Meski demikian, harga yang diterima petani tidak seragam. Kualitas getah dan pola penyadapan menjadi faktor yang turut menentukan nilai jual di tingkat petani.

Pola Sadap Menentukan Harga

Salah seorang petani karet di Kecamatan Sosopan, H. Idaham Butar-butar, menjelaskan, getah hasil penyadapan yang dilakukan dua hari sekali umumnya dihargai sekitar Rp14.000 hingga Rp15.000 per kilogram.

Sementara itu, getah dari pola penyadapan dengan masa pengumpulan hingga dua minggu dapat mencapai Rp19.000 per kilogram. Menurut Idaham, getah dengan masa pengumpulan lebih lama cenderung memiliki kadar air lebih rendah sehingga kualitas dan kerapatannya lebih baik.

“Untuk hasil sadapan dua hari berada di angka Rp14–15 ribu per kilo. Kalau sadapan dua minggu bisa sampai Rp19 ribu per kilo, tapi tetap kembali lagi pada kualitas getah hasil sadapan masing-masing petani,” ujar Idaham saat ditemui di sela aktivitas menyadap karet di perkebunannya, Kamis (13/8/2026).

Baca Juga: Korupsi Dana Desa Demi Selingkuhan, Eks Kades di Langkat Divonis 2,5 Tahun Penjara

Kondisi tersebut membuat petani semakin terdorong menjaga kualitas hasil sadapan. Sebab, perbedaan kualitas secara langsung berpengaruh terhadap harga yang diterima.
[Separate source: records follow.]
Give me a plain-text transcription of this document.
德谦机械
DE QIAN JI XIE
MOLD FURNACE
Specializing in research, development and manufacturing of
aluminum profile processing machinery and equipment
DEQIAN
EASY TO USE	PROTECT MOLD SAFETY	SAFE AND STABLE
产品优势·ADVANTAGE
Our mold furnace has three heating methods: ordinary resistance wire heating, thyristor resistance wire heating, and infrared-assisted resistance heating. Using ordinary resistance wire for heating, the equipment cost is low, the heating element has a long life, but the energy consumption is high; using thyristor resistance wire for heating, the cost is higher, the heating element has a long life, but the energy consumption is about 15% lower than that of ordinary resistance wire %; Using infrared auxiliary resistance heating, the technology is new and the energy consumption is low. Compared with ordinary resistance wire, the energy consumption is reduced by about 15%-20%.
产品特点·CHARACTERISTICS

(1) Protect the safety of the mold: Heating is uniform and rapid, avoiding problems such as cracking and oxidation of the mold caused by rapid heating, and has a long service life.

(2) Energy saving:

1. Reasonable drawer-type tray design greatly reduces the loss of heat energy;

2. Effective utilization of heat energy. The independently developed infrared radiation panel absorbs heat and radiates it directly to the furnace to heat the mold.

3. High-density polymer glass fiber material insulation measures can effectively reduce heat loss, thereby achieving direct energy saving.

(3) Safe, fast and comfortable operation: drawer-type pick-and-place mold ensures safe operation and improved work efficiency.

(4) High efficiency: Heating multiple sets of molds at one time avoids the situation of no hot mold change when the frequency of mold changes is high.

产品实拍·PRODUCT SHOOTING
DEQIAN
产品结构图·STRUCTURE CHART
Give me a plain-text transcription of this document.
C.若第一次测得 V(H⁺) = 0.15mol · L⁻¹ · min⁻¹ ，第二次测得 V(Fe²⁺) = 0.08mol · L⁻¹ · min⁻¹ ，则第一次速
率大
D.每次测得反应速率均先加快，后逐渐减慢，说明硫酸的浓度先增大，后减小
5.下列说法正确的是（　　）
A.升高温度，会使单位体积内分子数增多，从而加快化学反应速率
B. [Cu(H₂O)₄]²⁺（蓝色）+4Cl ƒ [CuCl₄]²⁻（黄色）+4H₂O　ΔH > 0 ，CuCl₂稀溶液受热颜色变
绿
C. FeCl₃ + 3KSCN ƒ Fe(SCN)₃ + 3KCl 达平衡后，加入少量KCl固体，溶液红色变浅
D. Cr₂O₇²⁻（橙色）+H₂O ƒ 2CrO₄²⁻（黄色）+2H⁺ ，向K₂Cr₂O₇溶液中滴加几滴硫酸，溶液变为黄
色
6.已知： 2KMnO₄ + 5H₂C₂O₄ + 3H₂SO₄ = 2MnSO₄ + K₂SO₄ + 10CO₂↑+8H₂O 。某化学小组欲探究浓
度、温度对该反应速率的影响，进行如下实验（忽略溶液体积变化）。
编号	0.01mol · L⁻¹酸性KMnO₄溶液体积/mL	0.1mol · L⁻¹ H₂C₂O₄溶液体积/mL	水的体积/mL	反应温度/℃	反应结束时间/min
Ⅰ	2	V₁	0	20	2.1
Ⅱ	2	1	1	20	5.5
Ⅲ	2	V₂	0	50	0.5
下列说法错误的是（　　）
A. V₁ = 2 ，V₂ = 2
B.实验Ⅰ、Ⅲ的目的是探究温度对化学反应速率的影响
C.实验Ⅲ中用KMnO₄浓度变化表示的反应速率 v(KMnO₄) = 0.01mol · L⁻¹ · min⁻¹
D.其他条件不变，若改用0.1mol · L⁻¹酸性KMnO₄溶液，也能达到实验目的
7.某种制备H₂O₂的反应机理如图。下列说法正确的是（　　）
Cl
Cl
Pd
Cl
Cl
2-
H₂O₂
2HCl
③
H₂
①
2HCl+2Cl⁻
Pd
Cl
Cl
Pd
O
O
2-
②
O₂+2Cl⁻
Setelah Satu Dekade Menunggu

Kenaikan harga bukan hanya soal bertambahnya angka di timbangan. Bagi petani, harga yang lebih baik berarti adanya ruang untuk kembali menghidupkan kebun yang selama ini tertekan tingginya biaya produksi dan perawatan.

Idaham mengatakan, selama hampir sepuluh tahun terakhir, harga getah karet di Sosopan cenderung tidak menguntungkan petani. Pendapatan dari hasil kebun kerap sulit mengimbangi kebutuhan rumah tangga maupun biaya operasional.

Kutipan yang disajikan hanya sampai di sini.